8. Nous ne nous adressons donc pas à ces âmes percluses,
car si le Seigneur lui-même ne vient pas leur commander de se lever, comme à
celui qui attendait à la piscine depuis trente ans
,
elles sont bien mal en point, et en grand danger, mais aux autres âmes, à celles
qui pénètrent enfin dans le château. Celles-là, forts mêlées au monde, ont de
bons désirs, et parfois, ne serait-ce que de loin en loin, elles se recommandent
à Notre-Seigneur et considèrent qui elles sont sans toutefois s’y attarder. De
temps en temps, pendant le mois, elles prient, pleines des mille affaires qui
occupent ordinairement leur pensée, et auxquelles elles sont si attachées que là
où est leur trésor, là est leur cœur
;
elles songent parfois à s’en affranchir, et c’est déjà une grande chose pour
elles que la connaissance d’elles-mêmes, constater qu’elles sont en mauvaise
voie, pour trouver la porte d’entrée.
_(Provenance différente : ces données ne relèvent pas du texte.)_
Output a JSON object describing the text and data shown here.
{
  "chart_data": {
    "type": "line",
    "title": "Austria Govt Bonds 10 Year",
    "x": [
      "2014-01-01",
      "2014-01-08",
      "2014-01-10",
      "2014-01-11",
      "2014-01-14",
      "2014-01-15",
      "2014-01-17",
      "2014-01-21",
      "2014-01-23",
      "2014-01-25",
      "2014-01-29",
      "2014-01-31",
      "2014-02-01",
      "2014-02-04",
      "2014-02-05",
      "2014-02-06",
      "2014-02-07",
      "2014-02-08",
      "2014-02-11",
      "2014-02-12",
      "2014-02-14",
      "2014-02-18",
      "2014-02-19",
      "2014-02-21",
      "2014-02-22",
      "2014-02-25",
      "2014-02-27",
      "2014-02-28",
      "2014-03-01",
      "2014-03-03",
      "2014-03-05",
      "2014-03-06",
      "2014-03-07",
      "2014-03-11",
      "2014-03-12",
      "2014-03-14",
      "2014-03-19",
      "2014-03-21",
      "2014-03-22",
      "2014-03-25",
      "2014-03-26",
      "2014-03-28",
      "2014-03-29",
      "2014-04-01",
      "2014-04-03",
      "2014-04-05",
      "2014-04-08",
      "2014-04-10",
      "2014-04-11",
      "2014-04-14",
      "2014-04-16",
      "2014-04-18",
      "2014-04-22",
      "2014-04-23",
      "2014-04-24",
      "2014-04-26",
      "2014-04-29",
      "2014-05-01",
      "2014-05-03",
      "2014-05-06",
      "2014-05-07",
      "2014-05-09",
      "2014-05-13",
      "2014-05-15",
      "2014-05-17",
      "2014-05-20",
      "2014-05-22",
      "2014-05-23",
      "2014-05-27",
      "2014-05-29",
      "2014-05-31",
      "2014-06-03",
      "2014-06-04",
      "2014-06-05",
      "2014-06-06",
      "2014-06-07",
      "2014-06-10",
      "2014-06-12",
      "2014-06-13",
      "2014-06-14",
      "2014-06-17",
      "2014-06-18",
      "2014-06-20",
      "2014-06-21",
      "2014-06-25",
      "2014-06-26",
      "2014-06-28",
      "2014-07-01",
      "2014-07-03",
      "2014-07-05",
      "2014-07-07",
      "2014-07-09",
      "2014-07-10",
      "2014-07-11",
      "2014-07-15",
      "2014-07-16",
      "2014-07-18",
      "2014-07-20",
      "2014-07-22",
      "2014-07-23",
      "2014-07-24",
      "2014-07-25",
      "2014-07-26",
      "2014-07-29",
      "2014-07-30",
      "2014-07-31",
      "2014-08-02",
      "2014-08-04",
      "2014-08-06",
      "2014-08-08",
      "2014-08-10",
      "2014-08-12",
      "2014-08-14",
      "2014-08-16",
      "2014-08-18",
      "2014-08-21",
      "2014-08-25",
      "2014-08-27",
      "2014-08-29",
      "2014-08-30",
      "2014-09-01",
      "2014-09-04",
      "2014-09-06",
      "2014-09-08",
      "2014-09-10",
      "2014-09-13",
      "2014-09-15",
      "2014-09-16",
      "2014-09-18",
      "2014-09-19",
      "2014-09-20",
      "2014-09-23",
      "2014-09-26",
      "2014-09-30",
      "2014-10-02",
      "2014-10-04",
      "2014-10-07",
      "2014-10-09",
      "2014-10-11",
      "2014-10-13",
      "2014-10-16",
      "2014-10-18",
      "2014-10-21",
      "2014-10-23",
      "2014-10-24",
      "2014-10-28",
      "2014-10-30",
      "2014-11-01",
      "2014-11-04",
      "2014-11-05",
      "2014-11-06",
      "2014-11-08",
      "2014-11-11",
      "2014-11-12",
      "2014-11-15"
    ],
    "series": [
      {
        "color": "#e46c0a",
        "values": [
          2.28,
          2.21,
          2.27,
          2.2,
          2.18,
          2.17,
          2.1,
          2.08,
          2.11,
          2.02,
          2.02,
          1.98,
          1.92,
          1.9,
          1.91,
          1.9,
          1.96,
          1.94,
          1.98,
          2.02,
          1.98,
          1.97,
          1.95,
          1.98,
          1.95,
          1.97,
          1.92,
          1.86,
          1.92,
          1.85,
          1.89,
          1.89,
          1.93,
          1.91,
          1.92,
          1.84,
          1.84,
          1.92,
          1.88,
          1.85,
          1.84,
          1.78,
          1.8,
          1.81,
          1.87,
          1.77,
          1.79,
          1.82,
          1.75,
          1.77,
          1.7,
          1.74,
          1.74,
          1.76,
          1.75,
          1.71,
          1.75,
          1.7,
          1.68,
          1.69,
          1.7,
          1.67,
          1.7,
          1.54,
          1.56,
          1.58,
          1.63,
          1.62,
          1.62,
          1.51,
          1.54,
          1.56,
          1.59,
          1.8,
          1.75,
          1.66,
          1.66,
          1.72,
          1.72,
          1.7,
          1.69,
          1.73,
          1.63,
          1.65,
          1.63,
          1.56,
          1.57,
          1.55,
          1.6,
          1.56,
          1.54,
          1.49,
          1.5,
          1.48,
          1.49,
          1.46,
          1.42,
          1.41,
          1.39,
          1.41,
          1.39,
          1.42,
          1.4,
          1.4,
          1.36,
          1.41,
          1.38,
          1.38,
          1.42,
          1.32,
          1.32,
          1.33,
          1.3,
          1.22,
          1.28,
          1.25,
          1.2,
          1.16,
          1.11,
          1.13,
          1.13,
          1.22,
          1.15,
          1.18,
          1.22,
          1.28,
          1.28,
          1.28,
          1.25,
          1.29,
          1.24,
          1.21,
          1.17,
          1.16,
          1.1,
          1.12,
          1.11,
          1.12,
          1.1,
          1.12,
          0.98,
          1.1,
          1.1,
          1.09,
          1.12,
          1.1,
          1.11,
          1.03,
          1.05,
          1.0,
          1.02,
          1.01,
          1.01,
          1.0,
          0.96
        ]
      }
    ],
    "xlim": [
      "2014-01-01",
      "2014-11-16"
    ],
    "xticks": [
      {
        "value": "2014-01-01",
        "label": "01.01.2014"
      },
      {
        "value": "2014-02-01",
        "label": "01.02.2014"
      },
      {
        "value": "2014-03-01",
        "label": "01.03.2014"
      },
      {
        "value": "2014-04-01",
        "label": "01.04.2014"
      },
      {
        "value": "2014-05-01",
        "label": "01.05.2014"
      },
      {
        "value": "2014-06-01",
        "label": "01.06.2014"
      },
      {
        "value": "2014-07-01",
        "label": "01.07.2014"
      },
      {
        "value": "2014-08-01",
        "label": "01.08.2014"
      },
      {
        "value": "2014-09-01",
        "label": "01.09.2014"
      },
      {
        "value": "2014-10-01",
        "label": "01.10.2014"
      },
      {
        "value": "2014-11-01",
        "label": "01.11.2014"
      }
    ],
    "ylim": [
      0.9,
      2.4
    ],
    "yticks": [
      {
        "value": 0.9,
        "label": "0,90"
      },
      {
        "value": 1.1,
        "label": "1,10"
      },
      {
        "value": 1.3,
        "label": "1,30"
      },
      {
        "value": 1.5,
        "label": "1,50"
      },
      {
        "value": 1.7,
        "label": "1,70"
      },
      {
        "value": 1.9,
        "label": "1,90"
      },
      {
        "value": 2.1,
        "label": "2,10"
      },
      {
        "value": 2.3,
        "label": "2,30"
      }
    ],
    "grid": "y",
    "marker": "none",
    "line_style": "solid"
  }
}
Enfin, elles pénètrent dans les premières
pièces, celles du bas, mais toute la vermine qui entre avec elles ne leur permet
ni de voir la beauté du château, ni de s’apaiser ; elles ont déjà beaucoup fait
en entrant.
9. Ce que je dis, mes filles, va vous sembler déplacé,
puisque, par la bonté de Dieu, vous n’êtes pas de celles-là. Il va vous falloir
de la patience, sinon je ne saurais faire entendre comment j’ai compris
certaines des choses intérieures de l’oraison, et encore plaise au Seigneur que
j’arrive à parler de quelques-unes ; car ce que je voudrais vous faire entendre
est bien difficile, lorsque l’expérience fait défaut. Si vous avez cette
expérience ; vous verrez qu’on ne peut s’abstenir d’effleurer ce que plaise au
Seigneur dans sa miséricorde, de vous épargner.